Esasen gelişme halinde olan memleketlerde umumiyetle müşahade edilen gericilik hareketlerine münevverlerin sebep olduğu tesbit edilmiştir. Eğer bu memleketlerde yapılan ıslahat, plân ve vaadler beklenen neticeyi vermez, umumî bir sıkıntı ve hayal kırıklığı baş gösterirse halktan bir kısmının tabiat üstü kuvvetler vasıtasiyle meydana getireceği bir sistem sayesinde bundan kurtulmağa, bir nevi psikolojik tatmin aramağa çalıştığı ilmi araştırmalar neticesinde görülmüştür. Hakikatte elle tutulabilir bir gelişme, ferahlık ve mânavi huzur sonunda bu nevi gericilik hareketleri de ortadan kalkıyor. Bundan da anlaşılıyor ki, oldukça şümullü geniş İçtimaî hâdiseler karşısında önceden edinilmiş kanaat ve peşin hükümlerle hareket etmenin hiç bir faydası yoktur.

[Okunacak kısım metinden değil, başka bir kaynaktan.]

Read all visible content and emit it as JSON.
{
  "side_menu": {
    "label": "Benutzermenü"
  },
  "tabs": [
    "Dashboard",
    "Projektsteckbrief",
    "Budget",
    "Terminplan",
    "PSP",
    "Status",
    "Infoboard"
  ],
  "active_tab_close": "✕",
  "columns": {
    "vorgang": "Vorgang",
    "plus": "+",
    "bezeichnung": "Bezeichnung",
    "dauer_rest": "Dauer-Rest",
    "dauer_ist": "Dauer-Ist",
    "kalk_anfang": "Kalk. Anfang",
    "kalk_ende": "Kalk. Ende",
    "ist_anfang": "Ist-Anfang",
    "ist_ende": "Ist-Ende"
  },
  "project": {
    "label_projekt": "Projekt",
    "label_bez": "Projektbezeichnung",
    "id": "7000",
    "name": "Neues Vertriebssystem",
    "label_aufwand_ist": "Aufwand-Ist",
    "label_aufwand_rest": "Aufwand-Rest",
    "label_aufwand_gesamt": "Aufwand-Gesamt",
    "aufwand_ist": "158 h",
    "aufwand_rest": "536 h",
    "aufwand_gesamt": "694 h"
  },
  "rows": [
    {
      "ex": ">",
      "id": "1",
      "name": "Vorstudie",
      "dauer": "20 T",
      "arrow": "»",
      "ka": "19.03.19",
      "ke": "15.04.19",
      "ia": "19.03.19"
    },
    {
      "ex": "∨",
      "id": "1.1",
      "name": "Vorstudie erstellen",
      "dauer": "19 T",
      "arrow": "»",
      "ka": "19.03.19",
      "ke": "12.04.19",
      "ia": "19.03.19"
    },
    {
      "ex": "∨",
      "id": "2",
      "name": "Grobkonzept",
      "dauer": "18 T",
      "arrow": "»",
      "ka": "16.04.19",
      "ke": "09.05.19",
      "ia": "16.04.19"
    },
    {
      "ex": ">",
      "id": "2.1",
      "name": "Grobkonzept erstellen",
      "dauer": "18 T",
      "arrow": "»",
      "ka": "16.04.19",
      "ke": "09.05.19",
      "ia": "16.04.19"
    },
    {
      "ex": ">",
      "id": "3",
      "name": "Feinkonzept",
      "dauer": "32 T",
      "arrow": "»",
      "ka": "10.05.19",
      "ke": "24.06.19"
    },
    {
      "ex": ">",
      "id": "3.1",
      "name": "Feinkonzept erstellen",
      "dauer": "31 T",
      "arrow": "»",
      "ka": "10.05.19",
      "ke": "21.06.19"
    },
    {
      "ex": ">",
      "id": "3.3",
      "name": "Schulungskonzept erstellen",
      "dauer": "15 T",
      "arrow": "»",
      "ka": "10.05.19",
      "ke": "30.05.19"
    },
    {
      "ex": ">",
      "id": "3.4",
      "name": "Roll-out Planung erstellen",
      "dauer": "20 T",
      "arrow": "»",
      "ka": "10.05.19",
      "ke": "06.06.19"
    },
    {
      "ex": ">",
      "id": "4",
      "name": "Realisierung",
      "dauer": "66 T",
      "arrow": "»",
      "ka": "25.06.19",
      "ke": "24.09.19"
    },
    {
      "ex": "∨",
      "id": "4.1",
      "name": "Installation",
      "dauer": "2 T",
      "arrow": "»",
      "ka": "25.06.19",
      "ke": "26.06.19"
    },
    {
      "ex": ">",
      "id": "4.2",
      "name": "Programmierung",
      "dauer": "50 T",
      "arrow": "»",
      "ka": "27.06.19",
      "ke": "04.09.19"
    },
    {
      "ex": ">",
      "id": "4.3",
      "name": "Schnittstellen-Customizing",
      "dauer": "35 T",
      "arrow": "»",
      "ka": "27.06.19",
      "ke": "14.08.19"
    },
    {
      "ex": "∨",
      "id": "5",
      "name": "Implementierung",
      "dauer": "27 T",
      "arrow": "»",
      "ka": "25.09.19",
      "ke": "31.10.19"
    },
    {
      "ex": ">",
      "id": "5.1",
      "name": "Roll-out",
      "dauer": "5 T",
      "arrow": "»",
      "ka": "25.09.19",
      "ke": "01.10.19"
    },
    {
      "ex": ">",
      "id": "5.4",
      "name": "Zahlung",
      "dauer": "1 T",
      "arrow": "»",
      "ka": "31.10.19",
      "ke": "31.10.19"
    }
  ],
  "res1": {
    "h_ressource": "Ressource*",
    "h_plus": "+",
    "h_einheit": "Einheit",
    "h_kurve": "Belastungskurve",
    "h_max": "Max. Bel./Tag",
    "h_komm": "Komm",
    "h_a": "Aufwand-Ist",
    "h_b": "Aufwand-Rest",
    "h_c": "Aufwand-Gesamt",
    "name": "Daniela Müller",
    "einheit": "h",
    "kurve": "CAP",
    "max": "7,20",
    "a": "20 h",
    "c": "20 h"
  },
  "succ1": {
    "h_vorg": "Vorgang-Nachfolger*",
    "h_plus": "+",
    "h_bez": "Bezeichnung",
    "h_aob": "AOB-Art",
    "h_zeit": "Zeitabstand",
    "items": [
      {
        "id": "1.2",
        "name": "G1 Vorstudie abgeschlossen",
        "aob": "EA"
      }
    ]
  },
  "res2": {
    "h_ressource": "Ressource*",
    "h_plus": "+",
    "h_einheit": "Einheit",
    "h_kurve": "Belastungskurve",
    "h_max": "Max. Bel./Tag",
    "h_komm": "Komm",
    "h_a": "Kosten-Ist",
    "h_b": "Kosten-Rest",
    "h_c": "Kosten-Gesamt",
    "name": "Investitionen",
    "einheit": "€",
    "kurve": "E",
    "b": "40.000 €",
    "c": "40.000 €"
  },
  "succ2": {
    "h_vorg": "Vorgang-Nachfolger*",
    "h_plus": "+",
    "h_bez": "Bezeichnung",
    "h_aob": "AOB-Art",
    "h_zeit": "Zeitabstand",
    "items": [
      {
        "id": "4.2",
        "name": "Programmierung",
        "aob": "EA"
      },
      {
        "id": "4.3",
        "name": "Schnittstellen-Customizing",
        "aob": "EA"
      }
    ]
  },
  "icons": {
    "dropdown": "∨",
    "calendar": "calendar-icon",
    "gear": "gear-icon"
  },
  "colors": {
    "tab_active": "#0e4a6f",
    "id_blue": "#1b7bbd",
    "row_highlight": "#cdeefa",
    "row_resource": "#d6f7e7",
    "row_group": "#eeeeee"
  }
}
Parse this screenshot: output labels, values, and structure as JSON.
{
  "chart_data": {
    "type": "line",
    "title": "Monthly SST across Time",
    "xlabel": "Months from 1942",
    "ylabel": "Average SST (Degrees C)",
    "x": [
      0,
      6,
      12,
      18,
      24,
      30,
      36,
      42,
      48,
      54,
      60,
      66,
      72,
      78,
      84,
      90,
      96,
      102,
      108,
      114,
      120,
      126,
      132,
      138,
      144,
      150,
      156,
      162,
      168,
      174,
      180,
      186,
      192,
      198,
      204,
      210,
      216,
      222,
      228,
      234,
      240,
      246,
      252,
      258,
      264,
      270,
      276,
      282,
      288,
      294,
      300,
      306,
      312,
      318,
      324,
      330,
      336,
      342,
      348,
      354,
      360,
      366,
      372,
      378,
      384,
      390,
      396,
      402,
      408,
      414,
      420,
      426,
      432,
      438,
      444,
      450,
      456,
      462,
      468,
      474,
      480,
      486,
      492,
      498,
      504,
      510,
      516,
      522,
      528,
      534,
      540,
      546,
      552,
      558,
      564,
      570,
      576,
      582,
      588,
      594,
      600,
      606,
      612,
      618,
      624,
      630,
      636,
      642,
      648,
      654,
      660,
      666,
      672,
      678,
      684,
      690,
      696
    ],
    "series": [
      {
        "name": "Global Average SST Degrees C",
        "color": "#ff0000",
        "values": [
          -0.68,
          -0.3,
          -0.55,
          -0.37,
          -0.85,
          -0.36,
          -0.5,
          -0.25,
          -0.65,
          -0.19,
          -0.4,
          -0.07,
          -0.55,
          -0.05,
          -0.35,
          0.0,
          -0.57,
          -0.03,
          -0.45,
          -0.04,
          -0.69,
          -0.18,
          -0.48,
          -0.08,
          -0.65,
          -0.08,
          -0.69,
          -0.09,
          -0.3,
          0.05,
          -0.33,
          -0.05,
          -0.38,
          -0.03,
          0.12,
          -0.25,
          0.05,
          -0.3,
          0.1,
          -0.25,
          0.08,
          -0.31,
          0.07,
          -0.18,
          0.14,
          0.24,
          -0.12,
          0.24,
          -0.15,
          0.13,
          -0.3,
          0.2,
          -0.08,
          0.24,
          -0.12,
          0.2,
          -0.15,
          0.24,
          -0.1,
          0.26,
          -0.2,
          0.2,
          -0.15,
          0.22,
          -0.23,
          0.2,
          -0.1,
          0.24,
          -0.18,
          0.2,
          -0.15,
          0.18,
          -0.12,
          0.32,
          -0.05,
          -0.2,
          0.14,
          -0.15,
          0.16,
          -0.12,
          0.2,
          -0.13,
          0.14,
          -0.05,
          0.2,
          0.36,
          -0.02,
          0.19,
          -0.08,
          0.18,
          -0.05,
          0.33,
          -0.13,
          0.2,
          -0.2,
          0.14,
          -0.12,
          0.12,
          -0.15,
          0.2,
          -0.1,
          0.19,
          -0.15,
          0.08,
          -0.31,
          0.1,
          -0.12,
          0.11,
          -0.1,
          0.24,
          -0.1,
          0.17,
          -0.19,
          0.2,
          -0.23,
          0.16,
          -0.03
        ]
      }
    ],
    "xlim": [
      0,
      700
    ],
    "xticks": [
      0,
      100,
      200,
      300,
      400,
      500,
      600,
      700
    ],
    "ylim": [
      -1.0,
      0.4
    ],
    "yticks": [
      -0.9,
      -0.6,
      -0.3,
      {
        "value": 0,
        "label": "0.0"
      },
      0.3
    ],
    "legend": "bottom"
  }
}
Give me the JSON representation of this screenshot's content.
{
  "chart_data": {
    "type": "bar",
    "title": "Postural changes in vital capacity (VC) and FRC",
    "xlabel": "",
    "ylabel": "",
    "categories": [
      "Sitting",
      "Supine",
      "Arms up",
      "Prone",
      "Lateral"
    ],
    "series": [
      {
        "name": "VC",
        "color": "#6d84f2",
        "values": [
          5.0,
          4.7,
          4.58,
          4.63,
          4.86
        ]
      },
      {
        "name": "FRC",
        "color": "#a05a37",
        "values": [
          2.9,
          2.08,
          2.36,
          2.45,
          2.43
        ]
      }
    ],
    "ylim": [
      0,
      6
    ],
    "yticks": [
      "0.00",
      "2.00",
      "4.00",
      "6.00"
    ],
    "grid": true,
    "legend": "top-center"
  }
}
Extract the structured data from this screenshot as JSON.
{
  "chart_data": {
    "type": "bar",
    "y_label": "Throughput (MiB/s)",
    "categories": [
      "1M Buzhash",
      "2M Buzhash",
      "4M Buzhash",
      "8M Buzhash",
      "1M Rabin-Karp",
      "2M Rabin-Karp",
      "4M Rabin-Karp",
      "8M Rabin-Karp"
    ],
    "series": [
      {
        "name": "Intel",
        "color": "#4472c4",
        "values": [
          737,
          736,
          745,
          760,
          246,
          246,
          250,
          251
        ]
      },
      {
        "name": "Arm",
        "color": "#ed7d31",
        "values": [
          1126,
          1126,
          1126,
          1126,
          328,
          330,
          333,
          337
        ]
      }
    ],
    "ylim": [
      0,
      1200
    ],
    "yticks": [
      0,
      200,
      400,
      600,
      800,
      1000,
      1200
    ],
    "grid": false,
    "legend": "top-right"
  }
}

Bu vaziyette de münevverin halkla birleşmesi ve işbirliği etmesinden başka çare yoktur. Bu nevi bir işbirliğinden yalnız halk, dolayısiyle memleket faydalanacak, her şeyini kaybetmek üzere olan münevver en kârlı olarak çıkacaktır..

LÂİKLİK

Atatürk ilkeleri içinde maruz kaldığı muhtelif ve çok defa yanlış tefsirler dolayısiyle en çok ihtilâfa sebep olan hiç şüphesiz “Laiklik” prensibidir. Bu ilkenin çeşitli tefsire uğramasında tabiî muhtelif sebepler vardır. Bunların başında asırlar süren bir gelişmenin mahsulü olan her mefhum gibi bunun da muhteva ve şümulü hakkında sarih bir fikre sahip olunamaması, bir cemiyette gerçekleşebilmesinin tâbi olduğu şartların Iâyıkiyle bilinememesi ve bir de bu vaziyetten faydalanmak üzere kötü niyetlilerin işe karışmış olması gelir.